No, that isn’t the point at all. To say that American voters should pay attention to voters in other countries, or vice versa, is dissembling from the real issue. What is pertinent for all voters and politicians everywhere is how the enactment of specific policies has played out in the past – what the results were in comparable environments and situations. And for that, it can be instructive to look outside the confines of one’s own political backyard and learn from what has happened in other countries.

Those who refuse to do this are frequently those pushing absurd fairy-tale agendas that are not grounded in reality and are doomed to failure, or worse, are being pushed for mendacious reasons to covertly serve their political base: opponents of universal health care, homophobes, opponents of reasonable gun laws, absolutist opponents of abortion, opponents of corporate accountability and industrial regulation, climate change deniers, and so on. Their bumper-sticker mantra is called “American exceptionalism”, which is basically a short way of saying “Those who ignore history are doomed to repeat it, and that’s just the way I like it”.

I’ll try to make it less personal but I stand behind my assertion that if someone views someone else that is espousing very common values and policies as part of the lunatic fringe then they most be so severely polarized the other way it must be they who are actually in the lunatic fringe.

Further, I will note the very, very angry and aggressive language used in almost every post by the other person in question.

When six people tell you that you’re drunk, lie down.
–Russian Proverb

The Overton window has moved very far to the right over the last 40 years, so I’m not all that concerned with what barking mad conservatives say about people on my side.

That level of purity is just flat out ridiculous. In fact it is the very thing that tends to screw this country( “Trump looks like an unhinged loon but, hey, he’s the Republican and I have to vote for my party” ). I’m well out on the left side of the political spectrum, but I have occasionally voted for R candidates( though not since 2006, I think )and I don’t rule out doing so in the future. If voting for some random Republican Insurance Commissioner or something makes me a true blue Republican, even if every other vote I cast is for a Democrat, then this system is deeply fucked.

Unthinking party loyalty should be anathema to any reasonable adult.

These are not reasonable times.

President of the NC Senate Phil Berger is coming after teachers, guns a-blazing, for rallying in Raleigh this coming Wednesday.
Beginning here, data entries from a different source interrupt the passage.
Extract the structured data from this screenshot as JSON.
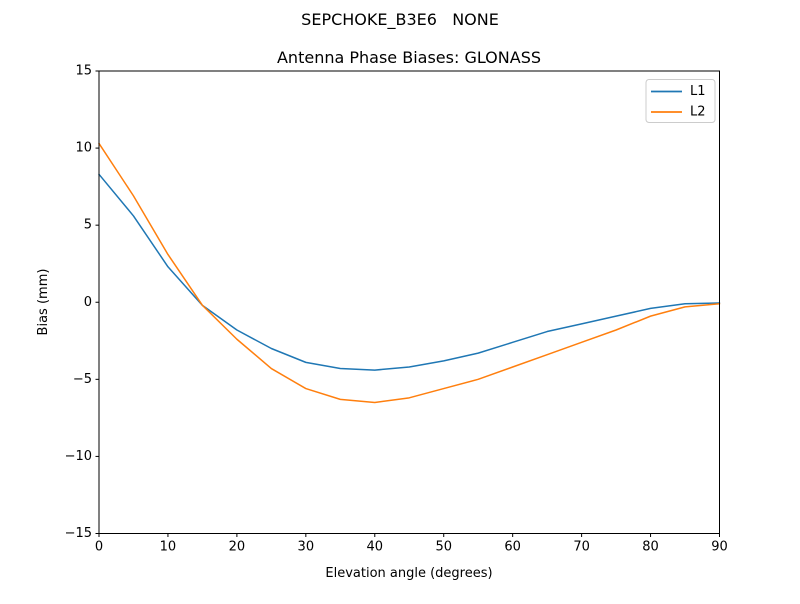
{
  "figure": {
    "background": "#ffffff",
    "text_color": "#000000"
  },
  "chart_data": {
    "type": "line",
    "suptitle": "SEPCHOKE_B3E6   NONE",
    "title": "Antenna Phase Biases: GLONASS",
    "xlabel": "Elevation angle (degrees)",
    "ylabel": "Bias (mm)",
    "xlim": [
      0,
      90
    ],
    "ylim": [
      -15,
      15
    ],
    "xticks": [
      0,
      10,
      20,
      30,
      40,
      50,
      60,
      70,
      80,
      90
    ],
    "yticks": [
      -15,
      -10,
      -5,
      0,
      5,
      10,
      15
    ],
    "grid": false,
    "legend_position": "upper right",
    "legend_border_color": "#cccccc",
    "x": [
      0,
      5,
      10,
      15,
      20,
      25,
      30,
      35,
      40,
      45,
      50,
      55,
      60,
      65,
      70,
      75,
      80,
      85,
      90
    ],
    "series": [
      {
        "name": "L1",
        "color": "#1f77b4",
        "values": [
          8.3,
          5.6,
          2.3,
          -0.2,
          -1.8,
          -3.0,
          -3.9,
          -4.3,
          -4.4,
          -4.2,
          -3.8,
          -3.3,
          -2.6,
          -1.9,
          -1.4,
          -0.9,
          -0.4,
          -0.1,
          -0.05
        ]
      },
      {
        "name": "L2",
        "color": "#ff7f0e",
        "values": [
          10.3,
          6.9,
          3.1,
          -0.2,
          -2.4,
          -4.3,
          -5.6,
          -6.3,
          -6.5,
          -6.2,
          -5.6,
          -5.0,
          -4.2,
          -3.4,
          -2.6,
          -1.8,
          -0.9,
          -0.3,
          -0.1
        ]
      }
    ]
  }
}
He’s seen the same polls that I have, showing a solid majority of Tarheels support the rally and almost all of our demands, so his schtick is that we teachers are gullible idiots being led around by the “Far left NCAE.”

Our demands are absurdly milquetoast, though:

  1. Apply the minimum wage that applies to all other government workers to education workers as well, and give educators a 5% raise.
  2. Expand Medicaid in the same way that 37 other states have done.
  3. Increase staffing of student support positions (e.g., nurses, psychologists, etc.) to nationally-recommended levels.
  4. Reinstate pay for advanced degrees, as nearly every other state does.
  5. Reinstate retiree health benefits for those hired after 2021, the same benefits our state has offered its employees for decades.

It’s reasonable to debate these propositions, of course–but it’s absurd to characterize any of them as “far-left.” My proposed far left chant for the rally is:

I think Euphonious Polemic has it exactly right.

It’s not about party loyalty; it’s about the eradication of the Republican Party. Once that’s been accomplished, the Democratic Party can fragment, for all I care (and I fully expect it to).

Sorry I wasn’t more clear about that.

You made an assertion. Where did you ‘show’ anything?